A pesar del potencial que tiene Panamá para convertirse en el hub digital de las Américas (CAF, 2019), estas cifras revelan carencias que urge superar si queremos que la transformación digital impacte positivamente en el bienestar de la mayoría de los panameños y panameñas.

¿Es posible que en estas condiciones de desigualdad digital la mayoría de la población pueda teletrabajar, teleeducarse o teleinformarse con propiedad? La respuesta obvia es no, como lo han expresado dirigentes del gremio magisterial (González, 2020), al señalar que la mayoría de los educadores se ven imposibilitados de impartir clases a distancia usando Internet.

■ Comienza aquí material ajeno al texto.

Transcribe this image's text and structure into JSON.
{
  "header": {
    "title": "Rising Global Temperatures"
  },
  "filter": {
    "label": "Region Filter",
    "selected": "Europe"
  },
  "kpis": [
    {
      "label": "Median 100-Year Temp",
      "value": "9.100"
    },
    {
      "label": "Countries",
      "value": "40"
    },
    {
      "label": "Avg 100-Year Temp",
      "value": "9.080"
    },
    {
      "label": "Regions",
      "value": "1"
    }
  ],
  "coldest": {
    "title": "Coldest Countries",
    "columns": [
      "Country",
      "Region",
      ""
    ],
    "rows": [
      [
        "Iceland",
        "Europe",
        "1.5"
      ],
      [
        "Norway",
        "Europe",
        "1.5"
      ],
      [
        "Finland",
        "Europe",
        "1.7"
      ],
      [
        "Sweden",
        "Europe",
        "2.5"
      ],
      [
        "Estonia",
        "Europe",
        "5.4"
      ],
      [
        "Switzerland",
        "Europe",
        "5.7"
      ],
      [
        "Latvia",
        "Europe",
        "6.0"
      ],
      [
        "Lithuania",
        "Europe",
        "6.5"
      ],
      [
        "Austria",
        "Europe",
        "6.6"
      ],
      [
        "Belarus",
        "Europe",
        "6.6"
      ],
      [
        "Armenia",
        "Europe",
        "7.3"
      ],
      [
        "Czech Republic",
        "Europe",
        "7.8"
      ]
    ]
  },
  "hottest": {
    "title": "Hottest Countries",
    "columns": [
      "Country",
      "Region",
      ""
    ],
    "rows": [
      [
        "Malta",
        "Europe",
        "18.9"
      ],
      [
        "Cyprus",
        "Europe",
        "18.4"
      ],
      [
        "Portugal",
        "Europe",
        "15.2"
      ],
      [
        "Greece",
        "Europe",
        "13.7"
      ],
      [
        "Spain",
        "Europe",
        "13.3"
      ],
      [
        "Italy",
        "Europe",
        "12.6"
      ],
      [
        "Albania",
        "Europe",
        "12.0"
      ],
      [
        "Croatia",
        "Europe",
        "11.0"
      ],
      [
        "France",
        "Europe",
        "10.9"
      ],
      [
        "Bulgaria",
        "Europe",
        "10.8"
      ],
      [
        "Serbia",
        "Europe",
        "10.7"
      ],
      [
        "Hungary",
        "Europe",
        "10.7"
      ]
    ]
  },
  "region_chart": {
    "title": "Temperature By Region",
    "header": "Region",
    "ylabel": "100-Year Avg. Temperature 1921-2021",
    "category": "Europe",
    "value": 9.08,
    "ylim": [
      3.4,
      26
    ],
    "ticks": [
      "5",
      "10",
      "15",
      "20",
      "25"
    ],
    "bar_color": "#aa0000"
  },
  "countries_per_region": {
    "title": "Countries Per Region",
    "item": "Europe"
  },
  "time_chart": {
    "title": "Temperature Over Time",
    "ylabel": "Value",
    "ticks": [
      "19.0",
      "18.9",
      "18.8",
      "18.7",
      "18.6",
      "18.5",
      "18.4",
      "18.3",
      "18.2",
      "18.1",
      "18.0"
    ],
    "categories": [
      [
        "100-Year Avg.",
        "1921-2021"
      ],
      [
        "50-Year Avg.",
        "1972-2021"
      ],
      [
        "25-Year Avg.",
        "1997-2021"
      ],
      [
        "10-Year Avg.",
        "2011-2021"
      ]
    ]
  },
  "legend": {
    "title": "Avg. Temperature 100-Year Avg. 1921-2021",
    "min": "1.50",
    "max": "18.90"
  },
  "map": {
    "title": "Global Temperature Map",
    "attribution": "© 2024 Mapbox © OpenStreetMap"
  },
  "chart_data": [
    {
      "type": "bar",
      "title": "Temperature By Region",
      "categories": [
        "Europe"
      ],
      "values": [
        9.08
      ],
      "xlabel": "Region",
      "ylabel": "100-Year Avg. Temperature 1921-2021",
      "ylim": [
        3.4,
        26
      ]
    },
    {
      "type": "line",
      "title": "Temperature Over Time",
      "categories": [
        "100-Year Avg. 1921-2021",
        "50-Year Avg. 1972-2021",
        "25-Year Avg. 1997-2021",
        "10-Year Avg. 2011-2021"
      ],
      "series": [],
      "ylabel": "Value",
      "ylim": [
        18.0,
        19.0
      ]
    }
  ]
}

Esto no quiere decir que no sean positivas las iniciativas como el llamado al teletrabajo, la asistente virtual Rosa (desarrollada por la Autoridad de Innovación Gubernamental para canalizar consultas sobre el Covid-19) o el acuerdo entre esta dependencia y las operadoras para aumentar el ancho de banda. Al contrario, lo que estas medidas revelan es la importancia de ampliar y mejorar la conectividad.

Si algún aprendizaje nos debe dejar esta crisis, es que los esfuerzos en conectividad —que incluyen una ley que procure el establecimiento del servicio universal a Internet— son urgentes. El acceso que demandan los teleservicios de calidad requiere mayores y mejores inversiones en infraestructura, que incluyan la implementación de planes integrales con componentes para atender asuntos territoriales, lingüísticos y de género, por mencionar solo algunos.

Es vital promover la digitalización, pero debe hacerse sin perder de vista la equidad. Si no, se podría estar contribuyendo con el ensanchamiento de la desigualdad, un problema que arropa muchos ámbitos, como ha quedado evidenciado en la Encuesta de Ciudadanía y Derechos del CIEPS (2019).

Hay que ampliar el acceso y hacerlo tomando en cuenta las desigualdades sociales. Solo así la conectividad podrá convertirse en palanca para el desarrollo, que se quiere justo y equitativo. Entender que en un mundo informatizado la disminución de la brecha digital contribuye con el acortamiento de la brecha social, pasa, entre otras cosas, por comprender que los asuntos relacionados con las TIC no son solo técnicos, sino sociales y culturales. Esperamos que al menos eso quede claro con esta crisis.